Beberapa jalur banyak penumpang di antaranya rute MRT fase 2 Cikarang-Balaraja sepanjang 87 kilometer dengan permintaan 816.100 orang per hari; jalur Bandara Soekarno Hatta-Kampung Bandan; Cilincing-Lebak Bulus; Karawaci-Cikarang; Lebak Bulus-Karawaci, Bekasi Selatan-Bekasi Utara; Pluit-Depok; jalur lingkar luar; dan jalur lingkar dalam.
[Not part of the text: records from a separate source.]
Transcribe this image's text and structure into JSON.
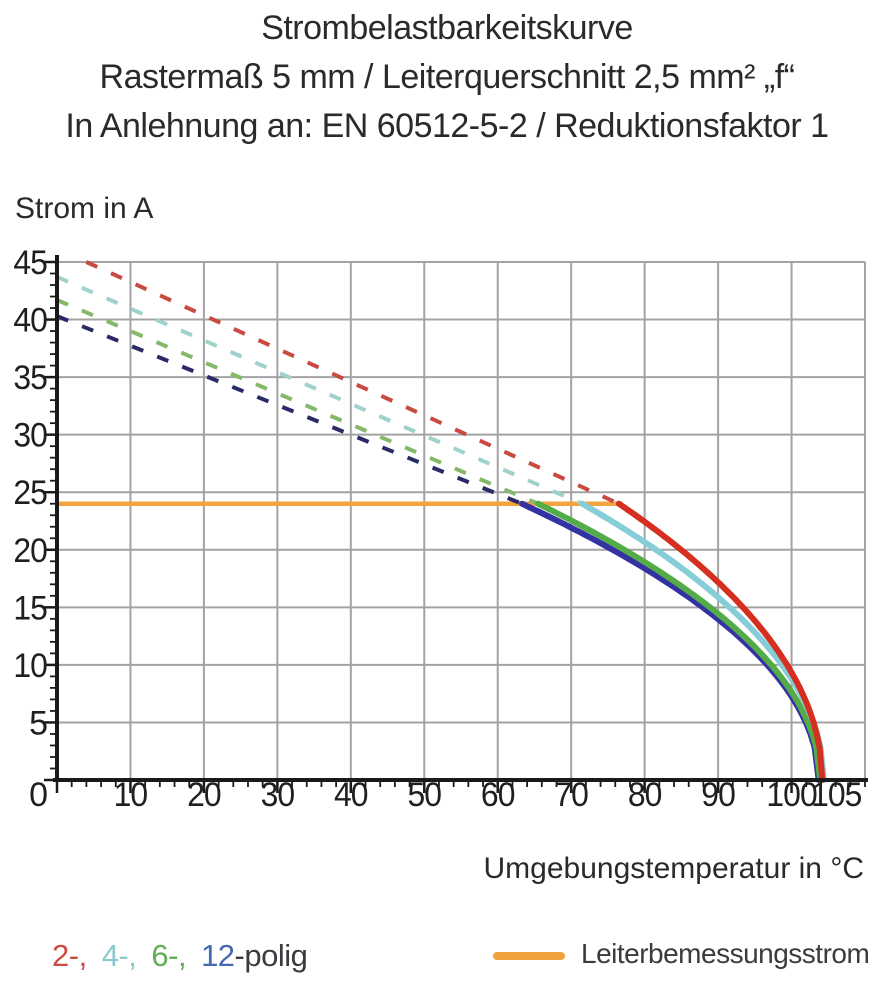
{
  "title": {
    "line1": "Strombelastbarkeitskurve",
    "line2": "Rastermaß 5 mm / Leiterquerschnitt 2,5 mm² „f“",
    "line3": "In Anlehnung an: EN 60512-5-2 / Reduktionsfaktor 1"
  },
  "y_axis_title": "Strom in A",
  "x_axis_title": "Umgebungstemperatur in °C",
  "legend": {
    "pole_items": [
      {
        "label": "2-,",
        "color": "#cc4a42"
      },
      {
        "label": "4-,",
        "color": "#8ac9ce"
      },
      {
        "label": "6-,",
        "color": "#5fae52"
      },
      {
        "label": "12",
        "color": "#4569b0"
      }
    ],
    "pole_suffix": "-polig",
    "rated_current_label": "Leiterbemessungsstrom",
    "rated_current_color": "#f0a23c"
  },
  "chart_data": {
    "type": "line",
    "title": "Strombelastbarkeitskurve",
    "xlabel": "Umgebungstemperatur in °C",
    "ylabel": "Strom in A",
    "xlim": [
      0,
      110
    ],
    "ylim": [
      0,
      45
    ],
    "x_major_ticks": [
      10,
      20,
      30,
      40,
      50,
      60,
      70,
      80,
      90,
      100,
      105
    ],
    "x_gridlines": [
      10,
      20,
      30,
      40,
      50,
      60,
      70,
      80,
      90,
      100,
      110
    ],
    "x_minor_step": 2,
    "y_major_ticks": [
      0,
      5,
      10,
      15,
      20,
      25,
      30,
      35,
      40,
      45
    ],
    "y_minor_step": 1,
    "grid": true,
    "grid_color": "#a3a3a3",
    "axis_color": "#1a1a1a",
    "rated_current": {
      "name": "Leiterbemessungsstrom",
      "value_a": 24,
      "x_start": 0,
      "x_end": 77,
      "color": "#f3a43e"
    },
    "series": [
      {
        "name": "2-polig",
        "poles": 2,
        "solid_color": "#d62e1f",
        "dashed_color": "#c84a40",
        "dashed_segment": {
          "x_start": 4,
          "y_start": 45,
          "x_end": 76.5,
          "y_end": 24
        },
        "solid_curve": {
          "x_start": 76.5,
          "y_start": 24,
          "x_end": 104.2,
          "y_end": 0,
          "shape": "sqrt"
        }
      },
      {
        "name": "4-polig",
        "poles": 4,
        "solid_color": "#85ced8",
        "dashed_color": "#9fd2cc",
        "dashed_segment": {
          "x_start": 0,
          "y_start": 43.7,
          "x_end": 71.5,
          "y_end": 24
        },
        "solid_curve": {
          "x_start": 71.5,
          "y_start": 24,
          "x_end": 104.4,
          "y_end": 0,
          "shape": "sqrt"
        }
      },
      {
        "name": "6-polig",
        "poles": 6,
        "solid_color": "#54ac48",
        "dashed_color": "#83b968",
        "dashed_segment": {
          "x_start": 0,
          "y_start": 41.7,
          "x_end": 65.5,
          "y_end": 24
        },
        "solid_curve": {
          "x_start": 65.5,
          "y_start": 24,
          "x_end": 103.9,
          "y_end": 0,
          "shape": "sqrt"
        }
      },
      {
        "name": "12-polig",
        "poles": 12,
        "solid_color": "#3431a3",
        "dashed_color": "#2b2a68",
        "dashed_segment": {
          "x_start": 0,
          "y_start": 40.3,
          "x_end": 63.3,
          "y_end": 24
        },
        "solid_curve": {
          "x_start": 63.3,
          "y_start": 24,
          "x_end": 103.7,
          "y_end": 0,
          "shape": "sqrt"
        }
      }
    ]
  }
}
LRT juga diusulkan melayani rute Puri Kembangan-Dukuh Atas yang memiliki kebutuhan 63.800 penumpang, serta beberapa rute lain, seperti Pesing-Kemayoran, Cawang-Dukuh Atas, Cawang-Bogor, Sentul-Kota Bogor, Cawang-Bekasi Timur, Jagakarsa-Cibubur-Cileungsi, Velodrome-Cakung, dan Kota Tangerang.
JUTPI 2 juga mengungkapkan biaya ekonomi akibat kemacetan lalu lintas di Jabodetabek mencapai Rp 100 triliun per tahun. Rinciannya, kerugian akibat biaya operasi kendaraan bermotor Rp 40 triliun dan Rp 60 triliun untuk kerugian waktu perjalanan. ”Setiap orang di Jabodetabek mengalami kerugian Rp 3 juta per tahun akibat kemacetan lalu lintas ini,” kata Kano.
Sebagai perbandingan, biaya pembangunan MRT Fase 1 sebesar Rp 16 triliun, dan fase 2 Rp 22,5 triliun.
Asisten Deputi Sistem Multimoda Transportasi Kementerian Koordinator Bidang Perekonomian Tulus Hutagalung menambahkan, data dari JUTPI 2 ini direncanakan digunakan untuk revisi Rencana Induk Transportasi Jabodetabek (RITJ). RITJ yang ada sekarang sudah tidak bisa menampung kebutuhan penumpang di Jabodetabek.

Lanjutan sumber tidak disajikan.